Zora Neale Hurston – Episode 3 African American Folklorists, Writers and the Blues

Published by

Lamont Jack Pearley

Talking Bout The Blues Video series African American Folklorist, Writers and the Blues. This series highlights African American writers, folklorists, ethnologist, composers and playwriters, that documented, described and flat out canvased the Black experience through their works, connecting the dots between the Blues, Spirituals, Work songs, Prison songs and the social and economic climate of Blacks in America.

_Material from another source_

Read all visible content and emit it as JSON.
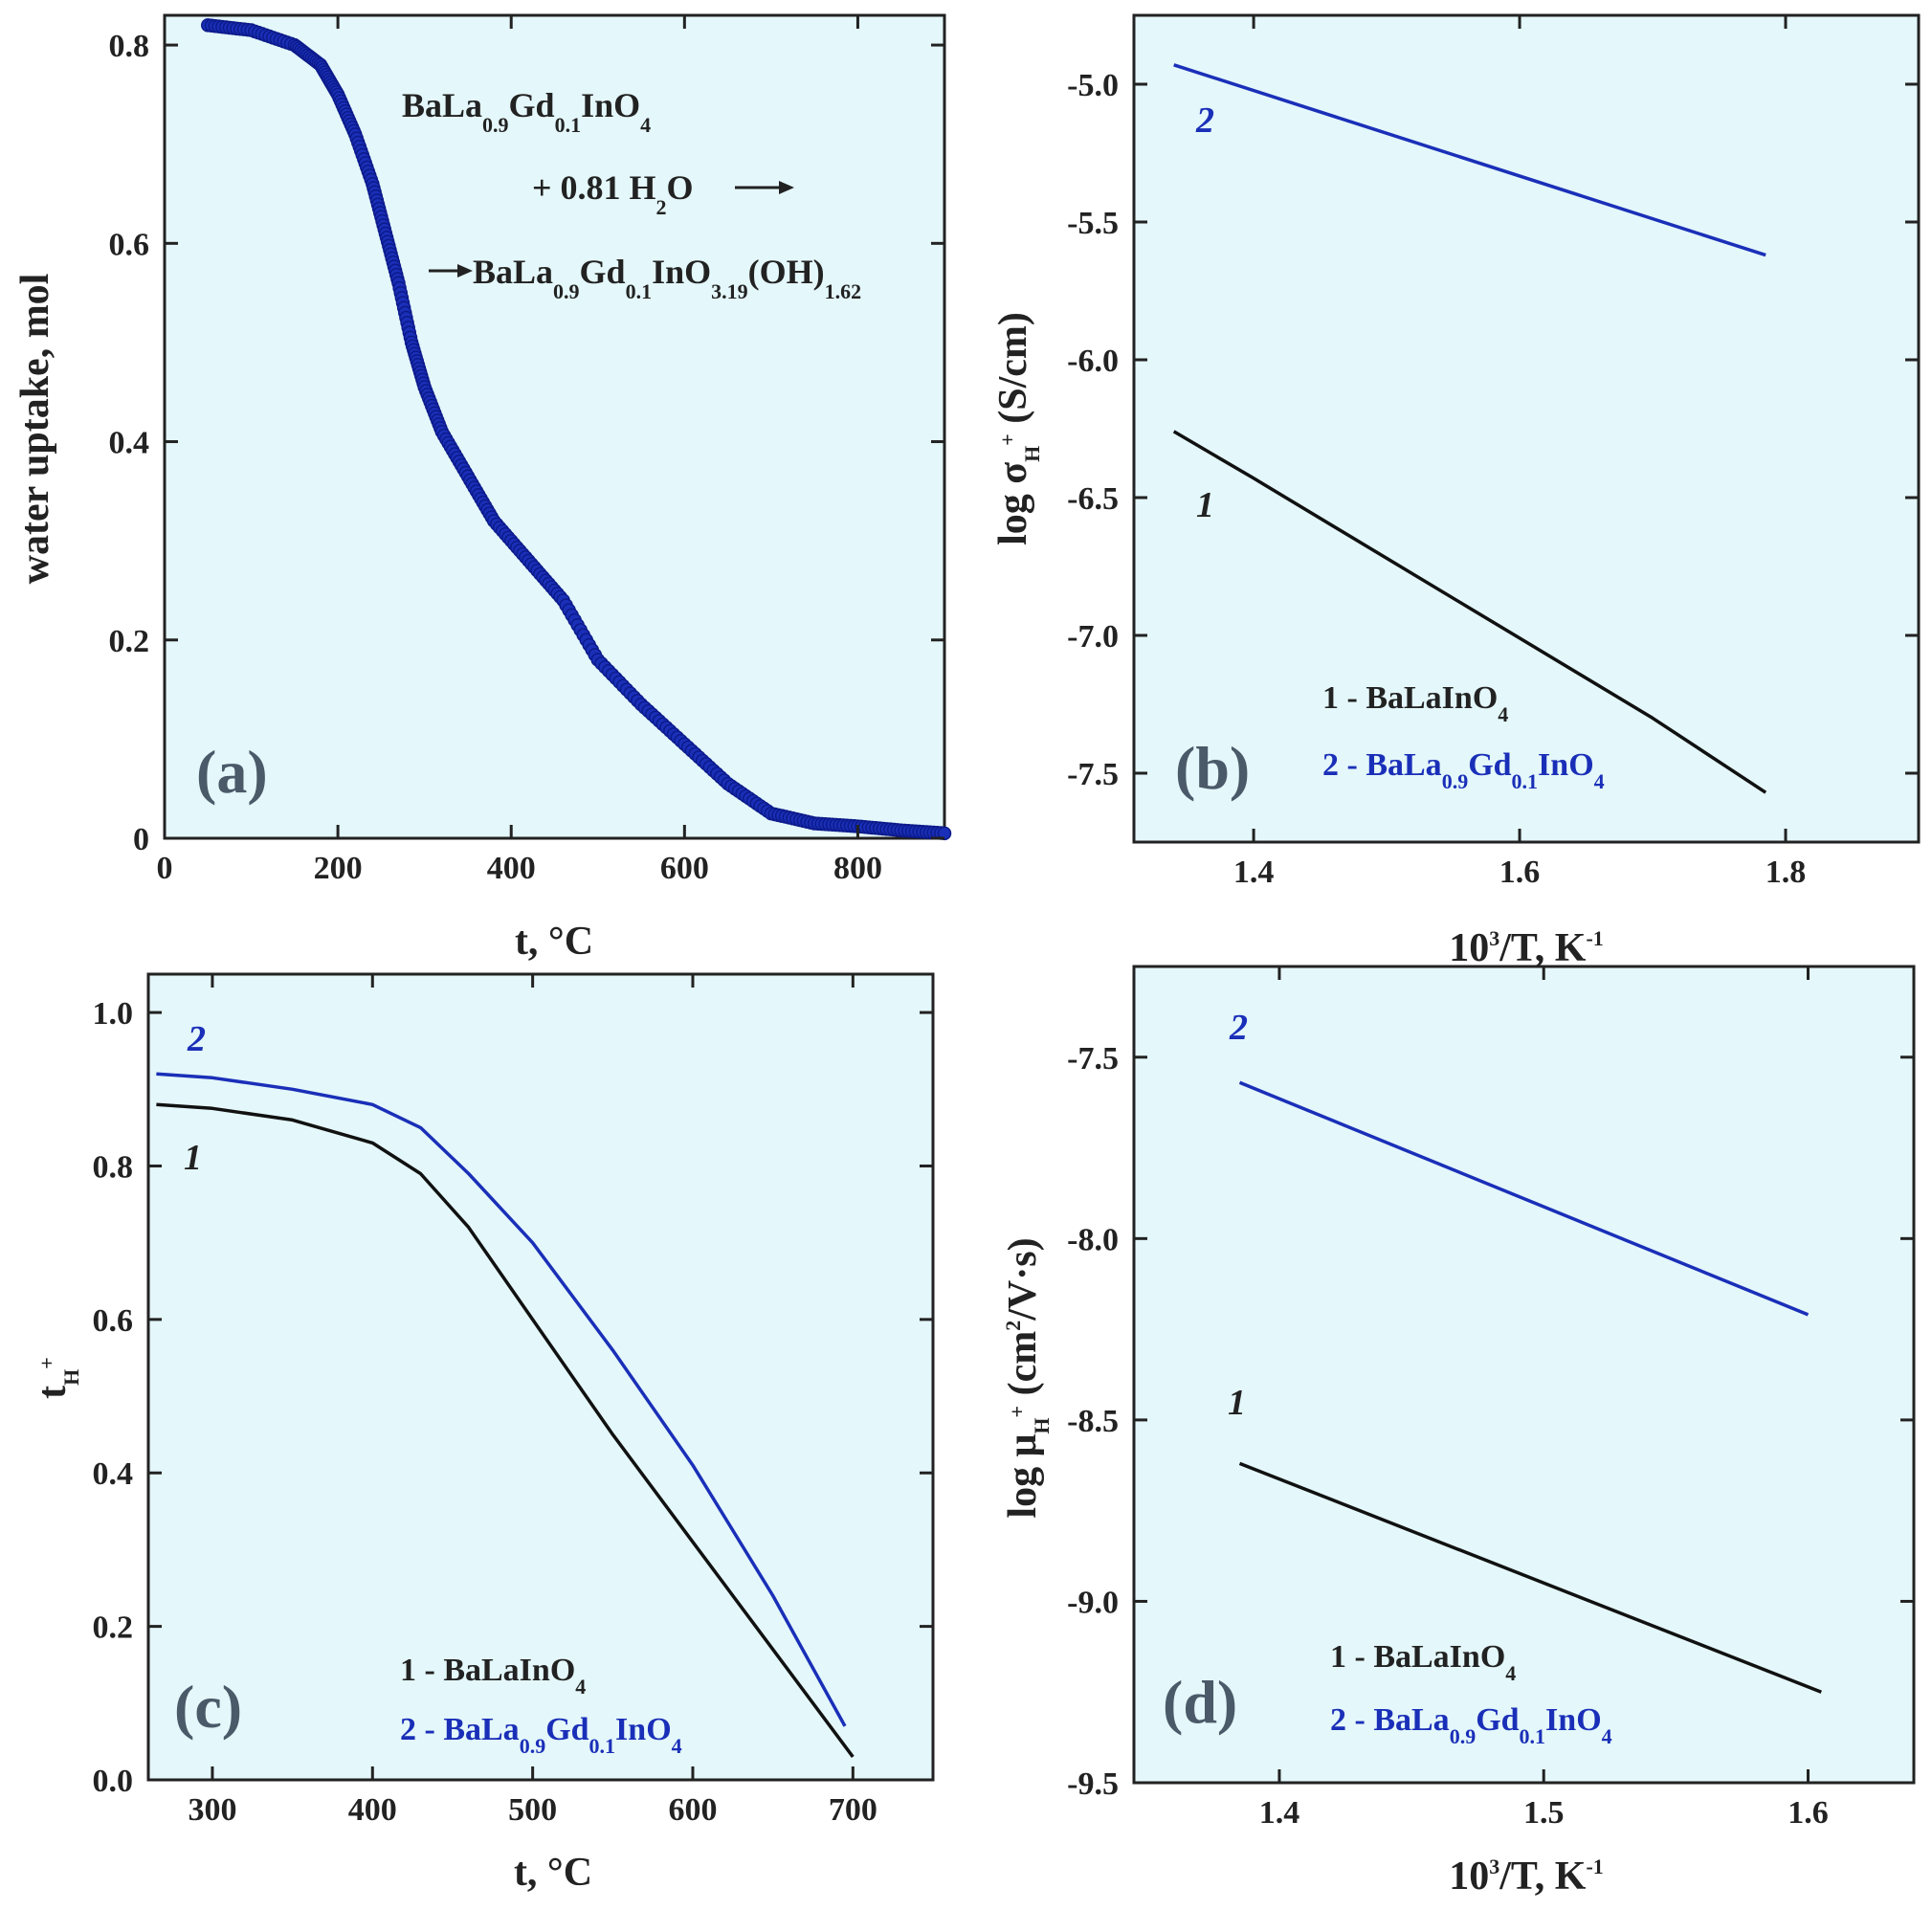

This Episode Highlights the life and works of Writer, Ethnologist and Folklorist Zora Neale Hurston. A stable of the South, a friend and colleague of Langston Hughes, Ethel Waters, Sterling Brown and many more. She was a dominant voice of the Harlem Renaissance , and the African American Legacy as a whole.

Zora Neale Hurston is considered one of the pre-eminent writers of twentieth-century African-American literature. Hurston was closely associated with the Harlem Renaissance and has influenced such writers as Ralph Ellison, Toni Morrison, Gayle Jones, Alice Walker, and Toni Cade Bambara.

In 1975, Ms. Magazine published Alice Walker’s essay, “In Search of Zora Neale Hurston” reviving interest in the author. Hurston’s four novels and two books of folklore resulted from extensive anthropological research and have proven invaluable sources on the oral cultures of African America.

Through her writings, Robert Hemenway wrote in The Harlem Renaissance Remembered, Hurston “helped to remind the Renaissance–especially its more bourgeois members–of the richness in the racial heritage.”